ATL Investigations
From DaVinci
Contents |
Purpose
After an initial glance at the Sprint 1 implementation goal, it was determined that one could either
- Manually traverse the model and identify the port candidates by an algorithm explicitly expressed in Java.
- Make use of ADT plug-ins in Eclipse and express the port candidate identification and collapsing in ATL rules.

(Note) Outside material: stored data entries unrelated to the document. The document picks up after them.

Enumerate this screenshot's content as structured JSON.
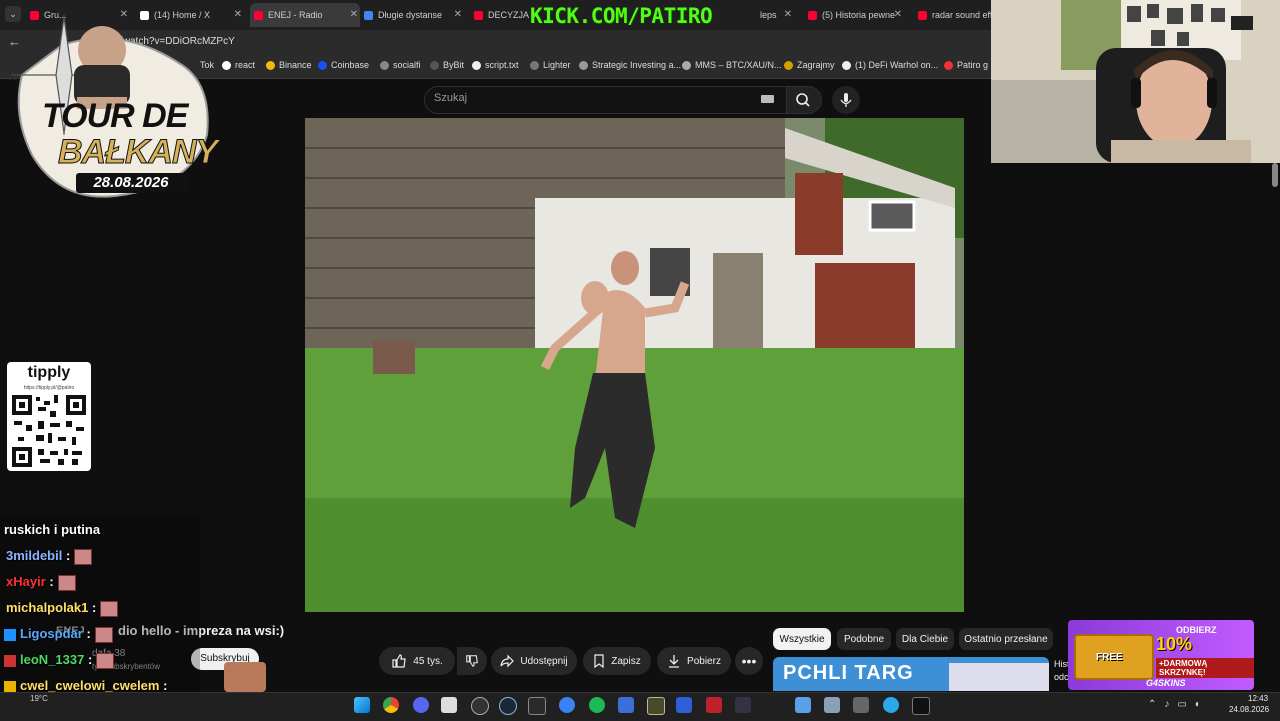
{
  "browser": {
    "tabs": [
      {
        "label": "Gru...",
        "color": "#ff0033"
      },
      {
        "label": "(14) Home / X",
        "color": "#ffffff"
      },
      {
        "label": "ENEJ - Radio",
        "color": "#ff0033"
      },
      {
        "label": "Długie dystanse",
        "color": "#4285f4"
      },
      {
        "label": "DECYZJA S",
        "color": "#ff0033"
      },
      {
        "label": "leps",
        "color": "#ff0033"
      },
      {
        "label": "(5) Historia pewne",
        "color": "#ff0033"
      },
      {
        "label": "radar sound effe",
        "color": "#ff0033"
      }
    ],
    "url": "/watch?v=DDiORcMZPcY",
    "bookmarks": [
      {
        "label": "Tok",
        "color": "#222"
      },
      {
        "label": "react",
        "color": "#222"
      },
      {
        "label": "Binance",
        "color": "#f0b90b"
      },
      {
        "label": "Coinbase",
        "color": "#1652f0"
      },
      {
        "label": "socialfi",
        "color": "#666"
      },
      {
        "label": "ByBit",
        "color": "#222"
      },
      {
        "label": "script.txt",
        "color": "#666"
      },
      {
        "label": "Lighter",
        "color": "#444"
      },
      {
        "label": "Strategic Investing a...",
        "color": "#888"
      },
      {
        "label": "MMS – BTC/XAU/N...",
        "color": "#888"
      },
      {
        "label": "Zagrajmy",
        "color": "#d4a000"
      },
      {
        "label": "(1) DeFi Warhol on...",
        "color": "#222"
      },
      {
        "label": "Patiro g",
        "color": "#e33"
      }
    ]
  },
  "overlay": {
    "kick_banner": "KICK.COM/PATIRO",
    "logo_line1": "TOUR DE",
    "logo_line2": "BAŁKANY",
    "logo_date": "28.08.2026",
    "tipply_title": "tipply",
    "tipply_url": "https://tipply.pl/@patiro"
  },
  "youtube": {
    "search_placeholder": "Szukaj",
    "channel_name": "ENEJ",
    "video_title_fragment": "dio hello - impreza na wsi:)",
    "subscribers": "dafa 38",
    "subscribers_label": "tys. subskrybentów",
    "subscribe_label": "Subskrybuj",
    "likes": "45 tys.",
    "share_label": "Udostępnij",
    "save_label": "Zapisz",
    "download_label": "Pobierz",
    "filter_chips": [
      "Wszystkie",
      "Podobne",
      "Dla Ciebie",
      "Ostatnio przesłane"
    ],
    "rec_title": "PCHLI TARG",
    "rec_side_text1": "Hist",
    "rec_side_text2": "odc."
  },
  "chat": [
    {
      "user": "ruskich i putina",
      "color": "#ffffff",
      "msg": ""
    },
    {
      "user": "3mildebil",
      "color": "#8ab4ff",
      "msg": ":"
    },
    {
      "user": "xHayir",
      "color": "#ff3030",
      "msg": ":"
    },
    {
      "user": "michalpolak1",
      "color": "#ffe066",
      "msg": ":"
    },
    {
      "user": "Ligospdar",
      "color": "#59a8ff",
      "msg": ":"
    },
    {
      "user": "leoN_1337",
      "color": "#4cd964",
      "msg": ":"
    },
    {
      "user": "cwel_cwelowi_cwelem",
      "color": "#ffe066",
      "msg": ":"
    },
    {
      "user": "majslaburz",
      "color": "#ffffff",
      "msg": ""
    }
  ],
  "emote_badge": "x5",
  "promo": {
    "line1": "ODBIERZ",
    "line2": "10% BONUSU",
    "line3": "+DARMOWĄ SKRZYNKĘ!",
    "free": "FREE",
    "brand": "G4SKINS"
  },
  "taskbar": {
    "time": "12:43",
    "date": "24.08.2026",
    "weather": "19°C"
  }
}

In order to parallelize the efforts Carl Wang looked into the first option, whereas Harry Gunnarsson investigated the ATL usability.
ATL Introduction
ATL is a part of Eclipse GMT project (see http://www.eclipse.org/gmt ) and stands for ATLAS Transformation Language. The purpose is to enable model transformations by writing rules in the ATL language that specify the exact transformations. For instance, assuming that one has access to meta-models describing the Java and C++ language, one could define a transformation from Java to C++ and vice versa, and use the transformation system to automatically regenerate a C++ implementation to Java.
Required Tools
In order to explore the ATL examples found on the GMT web page, the following tools are required.
- Java SDK 1.4.10
- Eclipse 3.1.1
- EMF 2.1.1
- Omondo UML 2.1.0
- ADT (ATL Development Toolkit) 20051102
- OSATE 1.1
It is suggested to install everything the following way
- Install the ATL enabled Eclipse 3.1 provided by Peter (http://www.aadl.info/xfer/ATL-eclipse-3.1.1-win32.zip )
- Install the latest OSATE front-end plugin (osate-frontend-1.1-11182005.zip)

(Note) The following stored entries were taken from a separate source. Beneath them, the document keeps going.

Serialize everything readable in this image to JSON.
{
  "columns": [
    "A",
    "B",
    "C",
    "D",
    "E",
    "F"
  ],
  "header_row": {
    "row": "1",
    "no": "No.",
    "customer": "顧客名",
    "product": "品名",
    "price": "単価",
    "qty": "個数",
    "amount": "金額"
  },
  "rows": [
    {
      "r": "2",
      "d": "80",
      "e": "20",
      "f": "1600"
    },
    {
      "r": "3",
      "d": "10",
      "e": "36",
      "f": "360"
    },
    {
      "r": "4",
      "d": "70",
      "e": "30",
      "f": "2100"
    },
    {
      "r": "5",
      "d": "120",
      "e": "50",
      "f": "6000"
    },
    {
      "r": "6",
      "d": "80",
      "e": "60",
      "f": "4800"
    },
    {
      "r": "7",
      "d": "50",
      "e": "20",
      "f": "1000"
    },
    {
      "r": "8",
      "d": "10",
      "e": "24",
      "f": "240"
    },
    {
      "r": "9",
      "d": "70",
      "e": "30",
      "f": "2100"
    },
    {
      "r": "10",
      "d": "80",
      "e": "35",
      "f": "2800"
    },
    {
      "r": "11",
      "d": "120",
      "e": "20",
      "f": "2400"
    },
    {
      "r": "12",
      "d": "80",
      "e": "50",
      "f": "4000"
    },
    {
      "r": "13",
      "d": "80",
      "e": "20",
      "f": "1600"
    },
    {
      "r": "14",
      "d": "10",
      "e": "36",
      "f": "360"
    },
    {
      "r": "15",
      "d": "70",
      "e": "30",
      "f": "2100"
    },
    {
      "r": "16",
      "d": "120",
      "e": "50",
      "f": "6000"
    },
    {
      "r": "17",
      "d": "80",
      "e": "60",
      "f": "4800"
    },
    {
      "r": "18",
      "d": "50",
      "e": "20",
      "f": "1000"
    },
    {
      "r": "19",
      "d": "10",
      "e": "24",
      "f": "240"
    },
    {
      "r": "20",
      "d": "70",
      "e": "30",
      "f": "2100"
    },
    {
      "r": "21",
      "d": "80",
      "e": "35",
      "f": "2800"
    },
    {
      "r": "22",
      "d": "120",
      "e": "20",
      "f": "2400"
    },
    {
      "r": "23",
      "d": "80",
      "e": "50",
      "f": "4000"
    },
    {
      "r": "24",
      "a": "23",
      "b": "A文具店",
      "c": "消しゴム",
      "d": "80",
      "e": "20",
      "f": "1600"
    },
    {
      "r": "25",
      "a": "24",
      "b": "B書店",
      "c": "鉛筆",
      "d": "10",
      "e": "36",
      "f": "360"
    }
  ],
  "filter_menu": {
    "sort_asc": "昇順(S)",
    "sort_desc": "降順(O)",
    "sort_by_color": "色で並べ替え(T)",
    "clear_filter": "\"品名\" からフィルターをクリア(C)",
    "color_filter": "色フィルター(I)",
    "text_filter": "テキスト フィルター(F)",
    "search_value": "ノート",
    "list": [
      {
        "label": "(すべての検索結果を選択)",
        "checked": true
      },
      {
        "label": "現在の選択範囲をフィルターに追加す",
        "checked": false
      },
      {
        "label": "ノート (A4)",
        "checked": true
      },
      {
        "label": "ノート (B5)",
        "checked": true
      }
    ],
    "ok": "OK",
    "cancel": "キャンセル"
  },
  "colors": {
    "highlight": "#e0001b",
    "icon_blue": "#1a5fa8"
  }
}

- Install the Omondo jar-file (eclipseUML_E310_studioEdition_2.1.0.beta.20050927.jar), plus the academic license provided by Lutz
Importance to Project
It is believed that in the long run, most of the transformations the team attempts to implement are preferably implemented in ATL. Therefore an early understanding regarding the capabilities is beneficial for the project.
Findings
The following list shows the findings, thoughts and ideas that are considered of interest for the project
- The GMT website usually talks about the generic case when there is one input meta-model and one (possibly completely different) output meta-model. This generic case does not necessarily pertain to team DaVinci’s efforts. For the port-collapsing implementation, and probably all AADL related transformations and refactorings, the input model and the output meta-model is the same; namely the AADL meta-model itself. Lutz and Peter explicitly discouraged the team from making changes to the AADL meta-model, and currently there are no compelling reasons to ever do this.

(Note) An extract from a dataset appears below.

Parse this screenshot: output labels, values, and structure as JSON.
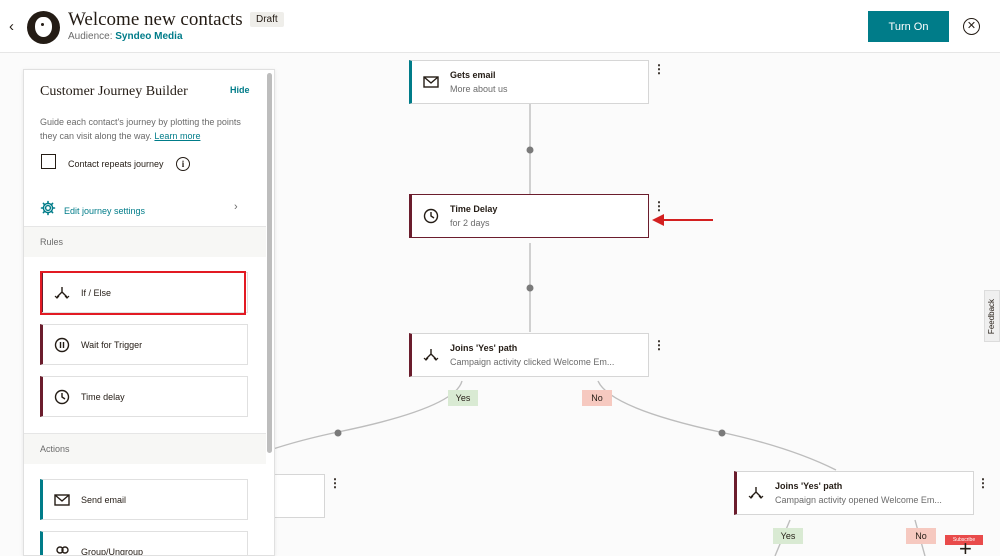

- On the GMT page there is an abundance of ATL examples, which are useful when exploring what the ATL language is capable of doing. Naturally, most of the examples are of the generic kind, when the input and the output meta-models differ. But there is one example of particular interest, which shows a transformation example with the same input and output meta-model, namely; Monitor2Semaphore. The meta-model, upon which the ATL transformation is working, is a pseudo-like programming language defined in Ecore. This example shows how to create one model as the result from a transformation from another model, both derived from the same meta-model definition.
- In addition to transformations, it should be possible to use ATL for other purposes, such as traversing a model and counting the number of ports and similar simple tasks. In this case the output meta-model needs to be defined, but in this simple case it could just be a class holding the statistics and other information the implementer is interested in.
- One question that still is unanswered is if it is possible to define an ATL specification for a transformation for only a subset of the meta-model constructs. In the case of port-collapsing, it might be of interest to keep the model exactly as it is, except for moving out some ports into separate port groups. If so possible, the actual ATL definition might not need to span over constructs of no transformation interest, and thus could be kept relatively small and simple.
Conclusions
ATL should be very useful for team DaVinci when attempting various transformations. Let’s break down the advantages and the drawbacks with ATL
- Expressive language, which enables transformation implementation by defining rules.
- ADT has graphical wizard, which allows for rule definition without typing it in ATL syntax.
- No handwritten Java is necessary in an ATL transformation
And now the drawbacks
- Yet another plug-in to learn. The implementer needs to learn not only ADT and ATL language, but probably also KM3 (kernel meta-meta model) to some extent.
- Dependency on plug-ins and their reliability
- ATL language constraints, which probably restrict the implementer somewhat compared to hand-coded Java.